I explained to Elise that on Tessa's birthday, mommy and daddy might be sad because we miss Tessa so much and we wish she could be with us on her birthday (and every day).  I started to cry while explaining this to her and she got out from under her covers and enveloped me in her arms.  For a while we just sat there holding each other in this hug, and neither of us said a word.  It's a moment I will never forget.
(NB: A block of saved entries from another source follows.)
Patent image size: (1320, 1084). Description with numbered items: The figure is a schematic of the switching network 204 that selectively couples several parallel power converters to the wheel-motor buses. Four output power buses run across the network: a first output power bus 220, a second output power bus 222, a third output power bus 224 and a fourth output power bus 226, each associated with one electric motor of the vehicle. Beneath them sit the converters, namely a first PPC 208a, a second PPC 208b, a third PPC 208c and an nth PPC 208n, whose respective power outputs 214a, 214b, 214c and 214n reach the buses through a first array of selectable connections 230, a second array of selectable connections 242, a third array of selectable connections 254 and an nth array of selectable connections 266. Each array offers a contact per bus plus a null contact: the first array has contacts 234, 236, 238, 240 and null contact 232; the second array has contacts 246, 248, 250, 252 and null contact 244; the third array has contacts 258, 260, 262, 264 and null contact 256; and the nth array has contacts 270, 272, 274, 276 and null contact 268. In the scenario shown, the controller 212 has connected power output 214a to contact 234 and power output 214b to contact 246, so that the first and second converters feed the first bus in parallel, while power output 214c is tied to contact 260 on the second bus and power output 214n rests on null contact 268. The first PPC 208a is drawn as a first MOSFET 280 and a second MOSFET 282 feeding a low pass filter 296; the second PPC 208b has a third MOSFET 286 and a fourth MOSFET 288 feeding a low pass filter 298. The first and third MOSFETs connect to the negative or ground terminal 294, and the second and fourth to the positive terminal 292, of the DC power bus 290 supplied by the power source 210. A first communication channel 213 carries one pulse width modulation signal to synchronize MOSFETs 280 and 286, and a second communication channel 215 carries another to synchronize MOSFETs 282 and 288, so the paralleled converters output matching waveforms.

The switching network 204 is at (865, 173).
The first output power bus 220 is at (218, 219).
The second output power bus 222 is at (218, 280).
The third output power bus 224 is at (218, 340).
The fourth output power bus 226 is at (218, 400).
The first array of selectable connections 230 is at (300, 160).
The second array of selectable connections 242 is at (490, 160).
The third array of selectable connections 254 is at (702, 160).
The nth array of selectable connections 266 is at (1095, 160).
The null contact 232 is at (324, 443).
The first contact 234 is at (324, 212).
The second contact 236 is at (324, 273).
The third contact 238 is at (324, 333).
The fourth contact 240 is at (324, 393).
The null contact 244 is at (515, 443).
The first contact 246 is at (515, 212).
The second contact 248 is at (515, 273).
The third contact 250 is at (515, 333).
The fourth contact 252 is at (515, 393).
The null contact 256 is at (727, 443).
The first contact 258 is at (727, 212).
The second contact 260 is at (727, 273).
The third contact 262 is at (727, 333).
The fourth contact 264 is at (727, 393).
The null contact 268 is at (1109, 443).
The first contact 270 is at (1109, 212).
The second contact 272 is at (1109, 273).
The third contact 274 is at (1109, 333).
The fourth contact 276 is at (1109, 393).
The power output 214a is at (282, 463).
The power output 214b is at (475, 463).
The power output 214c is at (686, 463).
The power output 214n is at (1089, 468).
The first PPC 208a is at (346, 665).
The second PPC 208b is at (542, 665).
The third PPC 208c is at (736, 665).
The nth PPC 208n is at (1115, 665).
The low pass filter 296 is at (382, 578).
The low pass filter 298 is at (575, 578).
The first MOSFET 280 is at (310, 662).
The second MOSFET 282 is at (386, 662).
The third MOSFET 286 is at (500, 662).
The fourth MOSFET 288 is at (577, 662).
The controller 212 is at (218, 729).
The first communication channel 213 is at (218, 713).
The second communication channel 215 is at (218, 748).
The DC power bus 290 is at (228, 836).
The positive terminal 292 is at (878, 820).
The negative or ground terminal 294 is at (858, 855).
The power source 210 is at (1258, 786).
Then I reminded Elise that her middle name is Tessa so she can always have a little piece of her sister with her.  We made a plan to look at pictures and talk more about Tessa on the 19th.   These conversations are becoming so special to me and each time we talk, I become less scared to broach these kinds of topics with Elise.


Friday, May 6, 2016

"I miss her."

About a month ago Elise and I were laying in her bed at night and she was playing with her stuffed animals (one of them she calls Daddy . . . he's a panda).  She said something about "Daddy (panda) had a brother who died."  I have no idea where she came up with this or why she said it, but I responded with, "Did you know you have a big sister, Tessa, who died?"

Elise just looked at me very thoughtfully and asked why she died.  I thought for a split second about what to say and then I decided the most truthful answer would be best.  "Tessa had a part of her brain that didn't grow and that made it very hard for her to stay alive.  You and Rosie have big, healthy brains."  She was quiet for a few moments.  Here's how the rest of the conversation went:

"I miss her.  I want her to come and live in this house with me and Rosie," Elise said. (These were her EXACT words.  I start a steady stream of tears at this point.  I mean, seriously?  Could there be any more loving response than this?)

"I miss her too.  But we can remember her by looking at pictures of her."

"I know!  We have a picture of her in Rosie's room."

I asked Elise if she would like a picture of Tessa in her room and she said, "Yes."  We talked about it a little bit longer, although I don't remember exactly what was said, and then it was over.

It turned out to be simple and so much less scary than I thought.  Of course, it stirred up all sorts of emotions for me.  I held it together fairly well until I got downstairs and told Mike about the conversation.  We both had a good cry and I felt a huge wave of relief.  It's like I had been holding this conversation inside for so long, worrying about what to say, when to say it, how Elise would respond, how I would respond.  And it just happened.  Naturally and perfectly.  Exhale.